Зная мое намерение посетить Кяхту, ты просила описать подробно нашу поездку, передав мои впечатления при посещении этого оригинального, маленького городка, заброшенного судьбою в самый отдаленный уголок России, стоящего на грани между брожением развивающихся сил русского народа и мертвенной апатии китайцев.
Очень хорошо понимаю, что не простое любопытство руководило твоим желанием: этот городок, такой близкий сосед к нашему богоспасаемому граду, где ты с сестрами провела около десяти лет и мы с братом более двадцати двух, этот забалуй-городок, как мы прежде его называли, который мы так часто посещали, где имели так много друзей и знакомых, где всегда встречали приязнь и радушное гостеприимство, одним словом, этот интересный городок Кяхта, составлявший частичку моральной жизни Сибири, - не может, не должен быть чужд ни для меня, ни для вас.
Итак, начнем сначала. Много воды утекло с тех пор, как мы с тобой, chère Hélène, посетили в последний раз Кяхту. Помнится мне, что ты, кажется, еще раз там была с покойным братом и с нашим общим другом m-lle Antoinnette*1, с этой милой француженкой, приехавшей к нам погостить из-за тридевять земель и которую прозорливое иркутское правительство тщетно убеждало воротиться назад, подозревая в ее простом посещении какую-нибудь тайную политическую цель.
Для них было непонятно, чтоб человек из такой дали решился приехать единственно для свидания с друзьями. Но кроткому Карлу*2 борьба с живою и исполненной ума француженкою была не по силам - он уступил. Помнишь ли ты ее остроумно милый рассказ об этой борьбе, о неуклюжих хитростях врагов ее и наконец - о ее победе. Но воспоминание прошедшего меня невольно сбило с дороги - прости меня.

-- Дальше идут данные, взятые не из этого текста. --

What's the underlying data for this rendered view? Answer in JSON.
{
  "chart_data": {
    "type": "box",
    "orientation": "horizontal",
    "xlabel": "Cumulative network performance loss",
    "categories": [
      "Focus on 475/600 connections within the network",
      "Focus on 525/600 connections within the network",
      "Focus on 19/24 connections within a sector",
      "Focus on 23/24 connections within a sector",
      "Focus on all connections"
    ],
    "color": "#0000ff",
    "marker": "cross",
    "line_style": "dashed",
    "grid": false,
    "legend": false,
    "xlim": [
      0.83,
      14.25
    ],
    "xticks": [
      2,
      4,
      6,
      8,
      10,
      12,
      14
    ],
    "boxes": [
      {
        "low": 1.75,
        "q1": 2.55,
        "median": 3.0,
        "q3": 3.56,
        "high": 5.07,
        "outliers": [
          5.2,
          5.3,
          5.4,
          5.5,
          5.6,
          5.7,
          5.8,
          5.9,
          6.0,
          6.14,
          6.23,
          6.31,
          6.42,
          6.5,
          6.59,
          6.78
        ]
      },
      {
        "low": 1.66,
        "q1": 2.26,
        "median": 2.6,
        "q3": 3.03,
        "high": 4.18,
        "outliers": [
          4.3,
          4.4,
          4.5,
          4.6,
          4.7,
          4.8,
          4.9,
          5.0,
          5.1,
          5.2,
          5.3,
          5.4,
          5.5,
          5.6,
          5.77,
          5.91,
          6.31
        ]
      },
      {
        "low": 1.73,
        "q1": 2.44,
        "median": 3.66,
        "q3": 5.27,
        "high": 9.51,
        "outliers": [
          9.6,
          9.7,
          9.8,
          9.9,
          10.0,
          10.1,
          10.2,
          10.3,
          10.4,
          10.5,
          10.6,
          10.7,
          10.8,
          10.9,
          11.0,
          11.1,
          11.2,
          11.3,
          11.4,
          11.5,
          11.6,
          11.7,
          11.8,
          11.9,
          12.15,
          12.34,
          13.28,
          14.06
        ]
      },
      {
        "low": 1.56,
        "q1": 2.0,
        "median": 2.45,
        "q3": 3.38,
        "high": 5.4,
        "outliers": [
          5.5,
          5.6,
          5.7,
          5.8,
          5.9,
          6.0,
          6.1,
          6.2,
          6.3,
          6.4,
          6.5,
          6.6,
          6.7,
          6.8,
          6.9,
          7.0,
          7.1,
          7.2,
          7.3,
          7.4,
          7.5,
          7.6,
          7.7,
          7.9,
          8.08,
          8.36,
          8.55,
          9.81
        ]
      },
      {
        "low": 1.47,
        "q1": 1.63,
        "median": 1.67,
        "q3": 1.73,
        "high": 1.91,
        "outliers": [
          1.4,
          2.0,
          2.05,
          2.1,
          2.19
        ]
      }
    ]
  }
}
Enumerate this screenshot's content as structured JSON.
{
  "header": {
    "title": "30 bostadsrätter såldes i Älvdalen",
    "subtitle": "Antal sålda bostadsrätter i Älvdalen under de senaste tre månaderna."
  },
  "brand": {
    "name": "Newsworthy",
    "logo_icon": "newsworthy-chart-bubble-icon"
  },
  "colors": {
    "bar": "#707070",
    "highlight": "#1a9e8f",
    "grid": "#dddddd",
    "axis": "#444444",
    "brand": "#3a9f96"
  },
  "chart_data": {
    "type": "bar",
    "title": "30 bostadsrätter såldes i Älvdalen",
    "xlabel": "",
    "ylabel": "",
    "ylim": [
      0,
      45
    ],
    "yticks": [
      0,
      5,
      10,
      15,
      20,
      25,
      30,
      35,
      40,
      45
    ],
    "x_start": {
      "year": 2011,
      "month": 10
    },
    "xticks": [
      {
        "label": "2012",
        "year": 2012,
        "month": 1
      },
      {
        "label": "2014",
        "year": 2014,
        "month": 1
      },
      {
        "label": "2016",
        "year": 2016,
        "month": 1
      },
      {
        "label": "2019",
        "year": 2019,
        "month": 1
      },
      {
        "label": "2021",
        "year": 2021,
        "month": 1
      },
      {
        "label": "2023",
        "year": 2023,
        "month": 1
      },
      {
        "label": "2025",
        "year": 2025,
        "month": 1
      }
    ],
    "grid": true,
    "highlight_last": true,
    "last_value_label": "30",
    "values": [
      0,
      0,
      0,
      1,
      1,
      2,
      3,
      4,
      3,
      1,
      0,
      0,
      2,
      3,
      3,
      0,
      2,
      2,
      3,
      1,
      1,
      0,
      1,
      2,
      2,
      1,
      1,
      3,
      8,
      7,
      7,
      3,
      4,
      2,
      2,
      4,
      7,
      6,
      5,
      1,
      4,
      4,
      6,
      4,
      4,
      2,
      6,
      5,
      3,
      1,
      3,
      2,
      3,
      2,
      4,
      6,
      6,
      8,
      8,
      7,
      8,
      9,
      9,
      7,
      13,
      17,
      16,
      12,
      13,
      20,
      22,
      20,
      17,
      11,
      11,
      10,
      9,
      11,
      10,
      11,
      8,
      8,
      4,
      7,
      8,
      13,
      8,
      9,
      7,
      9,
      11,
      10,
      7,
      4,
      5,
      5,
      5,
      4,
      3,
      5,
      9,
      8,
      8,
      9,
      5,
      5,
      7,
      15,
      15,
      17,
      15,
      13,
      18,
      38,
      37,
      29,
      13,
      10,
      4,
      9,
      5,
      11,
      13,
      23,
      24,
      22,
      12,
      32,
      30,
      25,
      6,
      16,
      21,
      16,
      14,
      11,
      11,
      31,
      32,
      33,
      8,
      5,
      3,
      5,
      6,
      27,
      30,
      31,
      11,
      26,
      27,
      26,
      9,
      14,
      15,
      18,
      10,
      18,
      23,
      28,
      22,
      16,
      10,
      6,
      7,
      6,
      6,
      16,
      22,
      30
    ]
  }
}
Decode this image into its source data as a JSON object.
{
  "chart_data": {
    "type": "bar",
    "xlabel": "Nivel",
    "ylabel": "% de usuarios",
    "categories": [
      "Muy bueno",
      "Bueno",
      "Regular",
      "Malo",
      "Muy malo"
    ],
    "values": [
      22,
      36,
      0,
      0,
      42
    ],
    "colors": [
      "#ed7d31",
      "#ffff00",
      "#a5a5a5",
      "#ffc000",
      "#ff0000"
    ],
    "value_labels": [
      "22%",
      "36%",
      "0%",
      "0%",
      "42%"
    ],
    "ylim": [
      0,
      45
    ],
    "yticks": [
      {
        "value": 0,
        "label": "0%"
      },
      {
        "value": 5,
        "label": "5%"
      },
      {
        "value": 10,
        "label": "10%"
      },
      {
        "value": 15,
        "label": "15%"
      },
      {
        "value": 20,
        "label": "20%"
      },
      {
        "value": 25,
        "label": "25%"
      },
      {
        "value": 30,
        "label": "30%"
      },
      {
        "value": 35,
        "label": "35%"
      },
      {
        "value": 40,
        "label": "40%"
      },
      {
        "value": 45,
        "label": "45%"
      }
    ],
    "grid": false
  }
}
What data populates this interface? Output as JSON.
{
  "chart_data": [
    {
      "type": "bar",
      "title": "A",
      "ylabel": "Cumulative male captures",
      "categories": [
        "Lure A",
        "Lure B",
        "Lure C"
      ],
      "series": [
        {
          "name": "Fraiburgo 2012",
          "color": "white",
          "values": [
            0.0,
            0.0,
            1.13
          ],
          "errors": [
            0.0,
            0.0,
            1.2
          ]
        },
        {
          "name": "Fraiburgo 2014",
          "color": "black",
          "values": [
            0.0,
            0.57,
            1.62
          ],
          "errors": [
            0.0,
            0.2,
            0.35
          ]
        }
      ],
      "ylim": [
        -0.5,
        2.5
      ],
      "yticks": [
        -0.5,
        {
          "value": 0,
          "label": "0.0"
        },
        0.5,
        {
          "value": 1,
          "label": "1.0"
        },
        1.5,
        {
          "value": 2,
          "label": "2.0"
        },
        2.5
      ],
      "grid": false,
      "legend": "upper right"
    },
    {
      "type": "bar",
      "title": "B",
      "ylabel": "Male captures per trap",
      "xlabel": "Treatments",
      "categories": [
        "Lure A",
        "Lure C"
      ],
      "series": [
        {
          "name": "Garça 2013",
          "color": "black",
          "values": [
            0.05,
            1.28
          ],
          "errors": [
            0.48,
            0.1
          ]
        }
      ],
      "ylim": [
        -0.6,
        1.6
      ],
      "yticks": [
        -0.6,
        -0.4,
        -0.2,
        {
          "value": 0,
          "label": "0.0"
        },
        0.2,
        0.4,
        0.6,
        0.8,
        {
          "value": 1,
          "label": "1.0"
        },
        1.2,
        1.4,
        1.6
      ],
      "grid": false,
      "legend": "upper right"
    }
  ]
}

В продолжение десяти лет я несколько раз собирался познакомить жену с Кяхтою, показать ей китайцев, но семейному человеку сделать было это нелегко: то то, то другое служило помехою; но конец-концов, нельзя же было уехать из Сибири, не простившись с кяхтинскими друзьями, не показать жене и детям «никанцев». Как долги были мои прежние сборы, так скор и решителен был мой нынешний выезд. В субботу поутру мы решились, а в воскресенье утром, т. е. 29 апреля, мы уже были в дороге... День был прекрасный, тихий и такой жаркий, что дети задыхались от жару и пыли; но мы быстро мчались и, несмотря на роздыхи по станциям, приехали в Кяхту около 7 часов, еще задолго до заката солнца.
О как ты изменилась, моя старая знакомая Кяхта! Ты не постарела в эти десять лет, нет, ты помолодела, расфрантилась, приняла лоск европеизма. Длинною, пестрою рукой шлагбаума ты уже теперь не грозишь, как в былое время, разметать по снегу или по песку имущество полузамерзшего от холода странника или быть раздетым чуть не донага на трескучем морозе. Усатый гвардион для законного осмотра или для обычного сбора подати с проезжающих и проходящих уже не выходит более из своей желтенькой караулки, перед которой во время оно проливалось столько слез и шампанского на проводинах и расставании с друзьями и приятелями.
Одни искалеченные кирпичи как безмолвные свидетели многих курьезных сцен, как дела, сваленные в архив, лежат в грудах и разрушаются под влиянием атмосферы. Грозное для многих здание таможни стоит уныло, опустелое. Не видно суетливой беготни таможенного штемпельмейстера, заботливо развешивавшего бесполезные пломбы на воза, которыми уставлена площадь сплошными рядами, не видно разнообразных групп возчиков, голодных и полузамерзших, тщетно ожидающих конца бесконечных формальностей.
Наконец уже в стенах этого здания, этого тормоза торговли не слышно уже более безумолкного скрипа перьев, рокового шума бюрократической машины, как будто бы нарочно устраиваемой для того, чтобы плющить и дробить семена жизни и деятельности. «Да что ты не едешь далее? - восклицаешь ты в нетерпении. - Остановился при самом въезде и разглагольствуешь об этой, известной всем, мертвящей бюрократии. Пожалуйста, поезжай...» Еду и не верю глазам. Где же тот песок, вечно присущий Кяхте, в котором тонули прежде и конные и пешие?.. Где эти знакомые мне по своему зловонию холмы мусору и навозу, заваливавшие единственную струйку тощей речки?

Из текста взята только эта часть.